Doreen Farr at Holdren's
Click to enlarge photo

Chris Meagher

Doreen Farr at Holdren’s

[11:40 p.m.]: Farr and her supporters were just met with the news that she has officially ended Pappas’s latest bid to unseat her. After addressing a crowd at Holdren’s steakhouse in Goleta, Farr was asked by Chris Meagher if she thinks she’ll get a call from her opponent. “Do I expect to hear from him? No.
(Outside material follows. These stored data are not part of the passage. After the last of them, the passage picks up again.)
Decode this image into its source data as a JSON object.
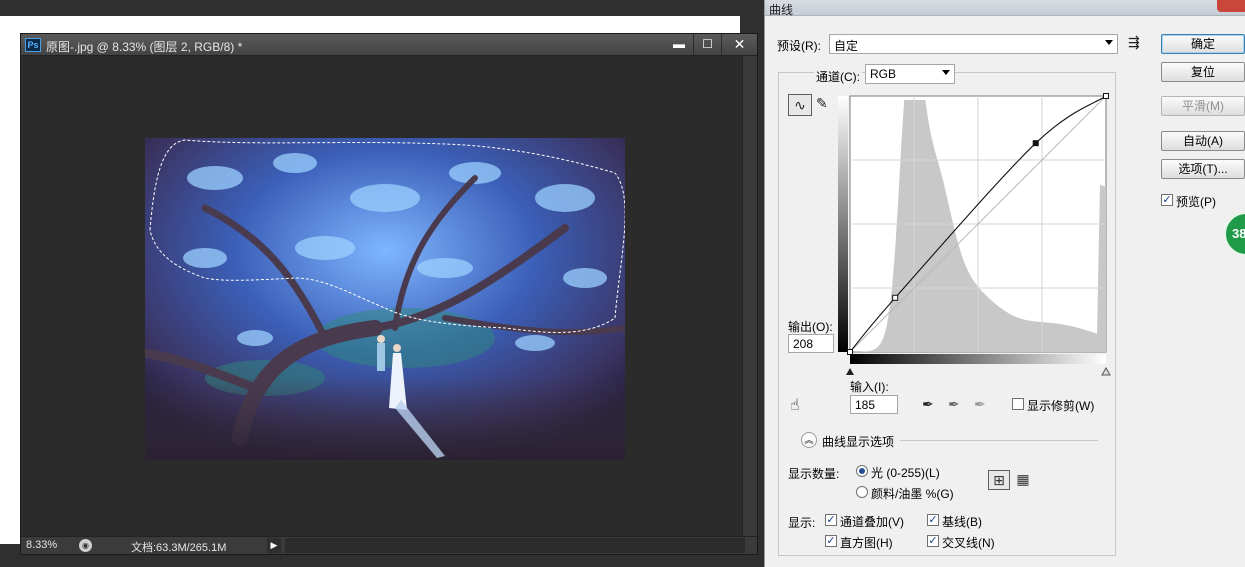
{
  "document": {
    "app_icon": "Ps",
    "title": "原图-.jpg @ 8.33% (图层 2, RGB/8) *",
    "minimize_icon": "minimize-icon",
    "maximize_icon": "maximize-icon",
    "close_icon": "close-icon",
    "status": {
      "zoom": "8.33%",
      "doc_info": "文档:63.3M/265.1M"
    }
  },
  "curves_dialog": {
    "title": "曲线",
    "preset_label": "预设(R):",
    "preset_value": "自定",
    "channel_label": "通道(C):",
    "channel_value": "RGB",
    "output_label": "输出(O):",
    "output_value": "208",
    "input_label": "输入(I):",
    "input_value": "185",
    "show_clipping_label": "显示修剪(W)",
    "display_options_label": "曲线显示选项",
    "show_amount_label": "显示数量:",
    "light_option": "光 (0-255)(L)",
    "pigment_option": "颜料/油墨 %(G)",
    "show_label": "显示:",
    "channel_overlays": "通道叠加(V)",
    "baseline": "基线(B)",
    "histogram": "直方图(H)",
    "intersection": "交叉线(N)",
    "buttons": {
      "ok": "确定",
      "reset": "复位",
      "smooth": "平滑(M)",
      "auto": "自动(A)",
      "options": "选项(T)..."
    },
    "preview_label": "预览(P)",
    "light_selected": true,
    "checks": {
      "show_clipping": false,
      "channel_overlays": true,
      "baseline": true,
      "histogram": true,
      "intersection": true,
      "preview": true
    },
    "curve_points": [
      [
        0,
        0
      ],
      [
        45,
        54
      ],
      [
        185,
        208
      ],
      [
        255,
        255
      ]
    ]
  },
  "badge": {
    "text": "38"
  }
}
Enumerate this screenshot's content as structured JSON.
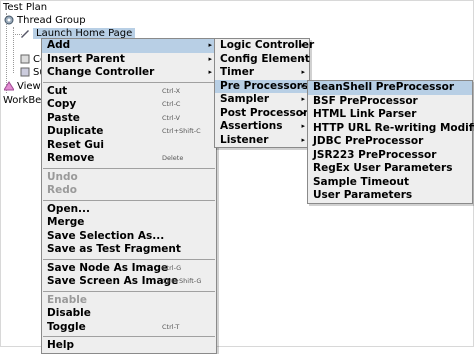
{
  "tree": {
    "test_plan": "Test Plan",
    "thread_group": "Thread Group",
    "launch_home_page": "Launch Home Page",
    "co_partial": "Co",
    "su_partial": "Su",
    "view_partial": "View",
    "workbench_partial": "WorkBen"
  },
  "context_menu": {
    "groups": [
      [
        {
          "label": "Add",
          "accel": "",
          "submenu": true,
          "highlight": true,
          "disabled": false
        },
        {
          "label": "Insert Parent",
          "accel": "",
          "submenu": true,
          "highlight": false,
          "disabled": false
        },
        {
          "label": "Change Controller",
          "accel": "",
          "submenu": true,
          "highlight": false,
          "disabled": false
        }
      ],
      [
        {
          "label": "Cut",
          "accel": "Ctrl-X",
          "submenu": false,
          "highlight": false,
          "disabled": false
        },
        {
          "label": "Copy",
          "accel": "Ctrl-C",
          "submenu": false,
          "highlight": false,
          "disabled": false
        },
        {
          "label": "Paste",
          "accel": "Ctrl-V",
          "submenu": false,
          "highlight": false,
          "disabled": false
        },
        {
          "label": "Duplicate",
          "accel": "Ctrl+Shift-C",
          "submenu": false,
          "highlight": false,
          "disabled": false
        },
        {
          "label": "Reset Gui",
          "accel": "",
          "submenu": false,
          "highlight": false,
          "disabled": false
        },
        {
          "label": "Remove",
          "accel": "Delete",
          "submenu": false,
          "highlight": false,
          "disabled": false
        }
      ],
      [
        {
          "label": "Undo",
          "accel": "",
          "submenu": false,
          "highlight": false,
          "disabled": true
        },
        {
          "label": "Redo",
          "accel": "",
          "submenu": false,
          "highlight": false,
          "disabled": true
        }
      ],
      [
        {
          "label": "Open...",
          "accel": "",
          "submenu": false,
          "highlight": false,
          "disabled": false
        },
        {
          "label": "Merge",
          "accel": "",
          "submenu": false,
          "highlight": false,
          "disabled": false
        },
        {
          "label": "Save Selection As...",
          "accel": "",
          "submenu": false,
          "highlight": false,
          "disabled": false
        },
        {
          "label": "Save as Test Fragment",
          "accel": "",
          "submenu": false,
          "highlight": false,
          "disabled": false
        }
      ],
      [
        {
          "label": "Save Node As Image",
          "accel": "Ctrl-G",
          "submenu": false,
          "highlight": false,
          "disabled": false
        },
        {
          "label": "Save Screen As Image",
          "accel": "Ctrl+Shift-G",
          "submenu": false,
          "highlight": false,
          "disabled": false
        }
      ],
      [
        {
          "label": "Enable",
          "accel": "",
          "submenu": false,
          "highlight": false,
          "disabled": true
        },
        {
          "label": "Disable",
          "accel": "",
          "submenu": false,
          "highlight": false,
          "disabled": false
        },
        {
          "label": "Toggle",
          "accel": "Ctrl-T",
          "submenu": false,
          "highlight": false,
          "disabled": false
        }
      ],
      [
        {
          "label": "Help",
          "accel": "",
          "submenu": false,
          "highlight": false,
          "disabled": false
        }
      ]
    ]
  },
  "add_submenu": [
    {
      "label": "Logic Controller",
      "highlight": false
    },
    {
      "label": "Config Element",
      "highlight": false
    },
    {
      "label": "Timer",
      "highlight": false
    },
    {
      "label": "Pre Processors",
      "highlight": true
    },
    {
      "label": "Sampler",
      "highlight": false
    },
    {
      "label": "Post Processors",
      "highlight": false
    },
    {
      "label": "Assertions",
      "highlight": false
    },
    {
      "label": "Listener",
      "highlight": false
    }
  ],
  "pre_processors_submenu": [
    {
      "label": "BeanShell PreProcessor",
      "highlight": true
    },
    {
      "label": "BSF PreProcessor",
      "highlight": false
    },
    {
      "label": "HTML Link Parser",
      "highlight": false
    },
    {
      "label": "HTTP URL Re-writing Modifier",
      "highlight": false
    },
    {
      "label": "JDBC PreProcessor",
      "highlight": false
    },
    {
      "label": "JSR223 PreProcessor",
      "highlight": false
    },
    {
      "label": "RegEx User Parameters",
      "highlight": false
    },
    {
      "label": "Sample Timeout",
      "highlight": false
    },
    {
      "label": "User Parameters",
      "highlight": false
    }
  ],
  "colors": {
    "menu_bg": "#eeeeee",
    "highlight": "#b8cfe5",
    "disabled_text": "#9a9a9a"
  },
  "icons": {
    "arrow": "▸",
    "test_plan": "test-plan-icon",
    "thread_group": "thread-group-icon",
    "sampler": "sampler-icon"
  }
}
I’m still waiting from last election.” Salud Carbajal and his staff were on hand for a round of congratulations.

City Councilmember Cathy Murillo at El Paseo restaurant earlier in the evening had this to say about the defeat of Measure Y: “It says that Santa Barbara voters do care about the environment, and they understand when an EIR says something is a Class I negative impact, they say no.”

[11:55 p.m.]: Brandon Fastman just got an email from School Board member Susan Deacon about the failed passages of measures W and X: “It’s a particularly sad outcome because we came so close. Getting a 2/3rd majority vote is a very steep hill to climb, and we came within 1-2 percentage points of that,” she wrote. “I suspect that in a November election when voter turnout is much higher, we could have reached that threshold.

“The board will likely have to consider bringing the measures back to the voters, and that is not a small endeavor since we depend upon volunteers to run the campaign,” Deacon went on. “The funding for the school programs does not go away until the end of the next school year, so there is time.

“I think local voters do a much better job of understanding the value of supporting education than the state does, but in this economic climate it is very difficult to pass revenue measures. There is a fatigue factor, and we may have been a victim of that.

“The school board did not take this financial commitment by voters lightly. We were committed to using the funding to ensure students have access to music, the performing arts, trade-related courses and smaller classes. We recognize there is a cost to this support. The health of a community can be measured by the quality of its schools. For many of our students music, the arts, and other electives are what make them want to go to school, and stay in school.

“While our district has faced horrible cuts to our general budget during the economic downturn, one bright spot had been the continuation of electives and enrichment courses that many other districts across the state have eliminated. Unfortunately that may now be our fate.”